Les conseils pragmatiques de Macheath, dit Mackie-le-Surineur, fusent, portés par la niaque de Frédéric Cherboeuf, au mieux de sa forme : «Qu’est-ce qu’un passe-partout comparé à une action de société anonyme ? Qu’est-ce que le cambriolage d’une banque, comparé à une fondation de banque ? Qu’est-ce que tuer un homme, comparé au fait de lui donner un travail rétribué ? »
Alain Éloy joue Peachum, roi des mendiants, et dessine une figure baroque  et dansante de fieffée canaille. Quant à sa fille, Molly Peachum, (Valérie Dablemont), elle se révèle petite diablesse facétieuse et joyeuse, lutine chatoyante et acidulée.
Dans L’Opéra de Quat’sous, «L’homme est un loup pour l’homme » qui vit de l’exploitation de l’homme, en oubliant encore qu’il est lui-même homme. Vincent Goethals s’inspire du film-culte de Stanley Kubrick, Orange mécanique, et transpose l’action dans une futuriste et décadente Angleterre stylisée des années 70/80.

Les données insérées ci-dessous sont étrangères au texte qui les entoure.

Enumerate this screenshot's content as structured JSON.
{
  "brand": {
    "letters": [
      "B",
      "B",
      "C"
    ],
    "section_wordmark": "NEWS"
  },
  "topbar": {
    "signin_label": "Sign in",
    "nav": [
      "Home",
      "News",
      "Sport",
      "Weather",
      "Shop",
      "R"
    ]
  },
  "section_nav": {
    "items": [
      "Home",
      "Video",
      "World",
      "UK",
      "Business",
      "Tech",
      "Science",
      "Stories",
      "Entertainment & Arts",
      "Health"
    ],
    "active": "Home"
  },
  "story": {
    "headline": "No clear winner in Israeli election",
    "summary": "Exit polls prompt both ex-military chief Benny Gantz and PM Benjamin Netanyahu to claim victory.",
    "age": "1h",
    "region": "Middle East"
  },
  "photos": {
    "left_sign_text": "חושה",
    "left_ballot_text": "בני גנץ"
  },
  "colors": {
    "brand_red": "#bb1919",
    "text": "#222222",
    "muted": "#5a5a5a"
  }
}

 Costumes blancs criards et m’as-tu-vu et coupe de cheveux jazzy pour les bandits ; guêpières, bas résille et body noirs pour les putes à perruque: le tableau est réaliste, tiré des vitrines des quartiers chauds d’Amsterdam, et des cabines des peep shows.  Ici, à l’écoute festive de cette œuvre théâtrale et musicale, les deux inscriptions peintes sur le manteau d’arlequin, à jardin et à cour : «Par l’art» et «Pour l’humanité», résonnent à bon escient.
Le chef d’orchestre Gabriel Mattei évoque des références populaires : sonorités libres et jazzy – rythmes dansés, valse, tango, fox-trot, ballade et accents forains de trompette et d’accordéon, des miniatures glissant dans l’opéra politique et épique. L’alliance heureuse du théâtre, de la danse, de la musique et du chant, dans cette mise en scène soignée, tient beaucoup aussi au talent des vingt-trois interprètes,  tous à la fois acteurs et chanteurs, professionnels ou amateurs. Sous la conduite énergique de la chef de chant Mélanie Moussay, attentive à la tenue des voix, l
e jeu physique choral est chorégraphié par Arthur Perole, sur un rythme cadencé et expressif, dispense les images de divertissement et de plaisir populaires.
   Et, à la fin, au moment de l’ouverture magique du fond de scène, le public est émerveillé par le happy end de l’arrivée d’un messager royal à cheval, capeline dorée et étincelante sur la croupe cavalière, tout juste avant le moment ultime et fatidique de la pendaison du souteneur Mackie, longuement annoncée, puis annulée par miracle.  
  Brecht critique l’opéra comme institution sociale traditionnelle qui divertit la bourgeoisie cultivée. Pour le dramaturge engagé, les employés et ouvriers des classes moyennes devaient aussi naturellement entendre et goûter un spectacle, un plaisir sensuel.
Une mise en scène conviviale qui atteint net sa cible de divertissement….

Véronique Hotte

Théâtre du Peuple de Bussang, les 1, 2, 5, 6, 7, 8, 9, 12, 13, 14, 15, 16, 19, 20, 21, 22 août, en semaine à 19h45 et les dimanches à 15H.
Le texte de la pièce est publié chez L’Arche Éditeur.